Do Not Sully Your Impressions

The next question was from Jack, who said: “Mr Adie, I was speaking to someone and I was relatively present during the first part of the conversation and although it was a short conversation, I soon began looking for words to put the last sentence together but became lost looking for the words. I immediately I became very nervous and I couldn’t meet this person’s gaze anymore. I made an awkward gesture with my left arm and that was the end of that conversation. And I tried to see what it was which had become very nervous and it just seemed to be a sort of fear that this other person would criticise me.”

“Yes,” said Mr Adie: “you see this is a customary habit of considering, inner considering. And I disappear. Now I can’t finish the sentence, now I’m just turning over and over.”
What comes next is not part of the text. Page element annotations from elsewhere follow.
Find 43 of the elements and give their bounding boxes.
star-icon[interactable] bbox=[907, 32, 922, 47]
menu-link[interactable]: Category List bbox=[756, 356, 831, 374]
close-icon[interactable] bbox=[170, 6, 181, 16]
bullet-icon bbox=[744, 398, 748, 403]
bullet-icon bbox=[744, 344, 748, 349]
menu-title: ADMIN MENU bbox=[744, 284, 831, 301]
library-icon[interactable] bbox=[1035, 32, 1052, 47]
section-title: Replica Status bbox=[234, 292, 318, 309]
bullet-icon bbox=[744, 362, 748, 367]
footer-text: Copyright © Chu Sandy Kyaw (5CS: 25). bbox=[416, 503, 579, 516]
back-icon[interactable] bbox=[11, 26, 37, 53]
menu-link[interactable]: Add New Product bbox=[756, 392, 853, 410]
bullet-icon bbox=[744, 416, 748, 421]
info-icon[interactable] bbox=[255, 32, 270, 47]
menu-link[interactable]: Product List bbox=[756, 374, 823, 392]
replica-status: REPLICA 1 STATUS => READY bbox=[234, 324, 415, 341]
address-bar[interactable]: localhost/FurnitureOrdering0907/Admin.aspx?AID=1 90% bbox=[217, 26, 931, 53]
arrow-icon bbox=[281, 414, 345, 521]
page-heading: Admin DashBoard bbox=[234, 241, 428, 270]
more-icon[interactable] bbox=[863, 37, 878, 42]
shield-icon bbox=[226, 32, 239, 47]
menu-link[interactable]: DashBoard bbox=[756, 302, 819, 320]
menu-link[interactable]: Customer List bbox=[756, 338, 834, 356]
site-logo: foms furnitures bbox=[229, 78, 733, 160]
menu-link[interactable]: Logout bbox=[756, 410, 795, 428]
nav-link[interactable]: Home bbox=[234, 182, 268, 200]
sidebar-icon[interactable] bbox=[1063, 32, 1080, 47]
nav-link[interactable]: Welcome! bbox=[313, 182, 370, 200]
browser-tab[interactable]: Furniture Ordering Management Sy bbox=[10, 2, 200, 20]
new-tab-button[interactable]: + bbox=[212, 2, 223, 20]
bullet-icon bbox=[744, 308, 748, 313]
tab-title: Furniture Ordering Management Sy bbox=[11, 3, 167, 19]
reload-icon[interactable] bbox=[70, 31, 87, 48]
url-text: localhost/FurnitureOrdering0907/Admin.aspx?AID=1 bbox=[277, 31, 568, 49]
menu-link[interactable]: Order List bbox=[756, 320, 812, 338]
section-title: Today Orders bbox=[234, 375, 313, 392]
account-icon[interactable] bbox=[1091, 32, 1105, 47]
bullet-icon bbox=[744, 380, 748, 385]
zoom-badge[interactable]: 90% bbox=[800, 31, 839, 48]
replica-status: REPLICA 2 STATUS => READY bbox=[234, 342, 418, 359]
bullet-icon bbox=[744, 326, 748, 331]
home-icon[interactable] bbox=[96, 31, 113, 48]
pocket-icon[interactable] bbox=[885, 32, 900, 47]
“There was a second incident,” Jack continued: “I’d been working with somebody for at least half an hour and there was a lot of rich feeling available and a sense of relationship. And at one time it had struck me how it even though we were something like ten yards away none the less I felt very related. And then the person asked me a question and I started replying. I had already answered the question but something in me just kept talking putting together more words trying to explain something in case it hadn’t been fully explained. And when I saw that, I just stopped mid-sentence because I couldn’t trust myself to go any further. And I could sense fairly surely, I think, that it didn’t matter, but I had stopped mid-sentence that the sentence had just been truncated in an awkward fashion.”

“It didn’t matter,” said Mr Adie: “it was not important. Maybe it would have been important to the ancient Jack, but not important at least to this momentary Jack, which is more authoritative, and more real. How could it matter? No importance.”

“Once we begin to understand about the possibility of “I” being present to a certain extent, or not, and how it affects everything, my thinking, my feeling, my possibility, how the question of consciousness arises, my life expands there’s a bigger expanse now, just because of that – because of those concepts. But I have to have the concepts near me, otherwise I can’t even talk. People go out to tea, and the sit around a table and they twitter, twitter, twitter. This is nothing. The inner work leads to deeper, much deeper thought. Once I begin to have that genuine concern, manners don’t count in the way that they used to. I start to begin to be able to think and everything changes.”

Jack added: “It seemed to me that over the course of the day I was approaching a mystery of relationship with my partners, and that depended upon my feeling of myself in relation to them, rather than being dependent upon having secured their approval of me.”

“Well that’s good,” replied Mr Adie. “I want my own genuine self-approval, that’s what I need. I want to be able to see and to know whether it’s worthy or not worthy. Whether it should be on the platform or should not. It’s a wonderful work, isn’t it? But the work is so contrary to the social conventions we’ve been talking about, contrary to all ordinary ideas of education and social concepts, and so on. So to change my attitudes takes a long time. A long time. And a day like today when we’re together under different circumstances is golden, because out of that comes certain facts which are relatively true. It is an atmosphere in which we can give it those facts their full value, as far as we can. We really find out something. Everybody should try and communicate. If they don’t, they don’t get very much. I must return as well as receive.”

“I found the exchanges with my partners were very rich today,” said Sam. “I tried just to have an idea, some idea that would help me and found that at most of the exchanges something did come. For example, at one exchange I had the idea that there were three of us there, and when we exchanged I wasn’t just exchanging with one person, there was the other person as well, and the force of the three of us being there felt very strong. And there were quite a few occasions when there were different reminders that I needed to have some real presence.”

“Yes,” agreed Mr Adie: “to be able to savour the reality. I want to be able to savour it so that I can recognize it, and then so that I can understand it. You see if there is something like that which you speak of, which obviously was objective, how can I find my way to it again? Not to that incident, but to that level.”

“My thought is subject to the degree to which I am present. So, I need to now be poised, as much as possible, and not to sully my impressions, but to remain present to them, to try and taste everything lawfully connected with the experience so I don’t waste it.”

“Yes,” said Sam: “on quite a few occasions there was definitely some sort of personality that wanted to enter it.”

“And that can help me remember not to allow myself to be bowled over by it.”

What Mr Adie said about “not sullying my impressions” was an allusion to the teaching about safeguarding the purity of my impressions. This is quite critical, but it only becomes practical when I am able to remain present while receiving an impression, and remain impartial to myself and to the impression. For example, I walk down the street and see someone who strikes me very unfavourably. I do not have to allow that impression to get inside me: I see it, I do not identify with it, I remain impartial to this person. The train of events which would lead to negative emotions does not ever start up, or if it does, it ends very soon.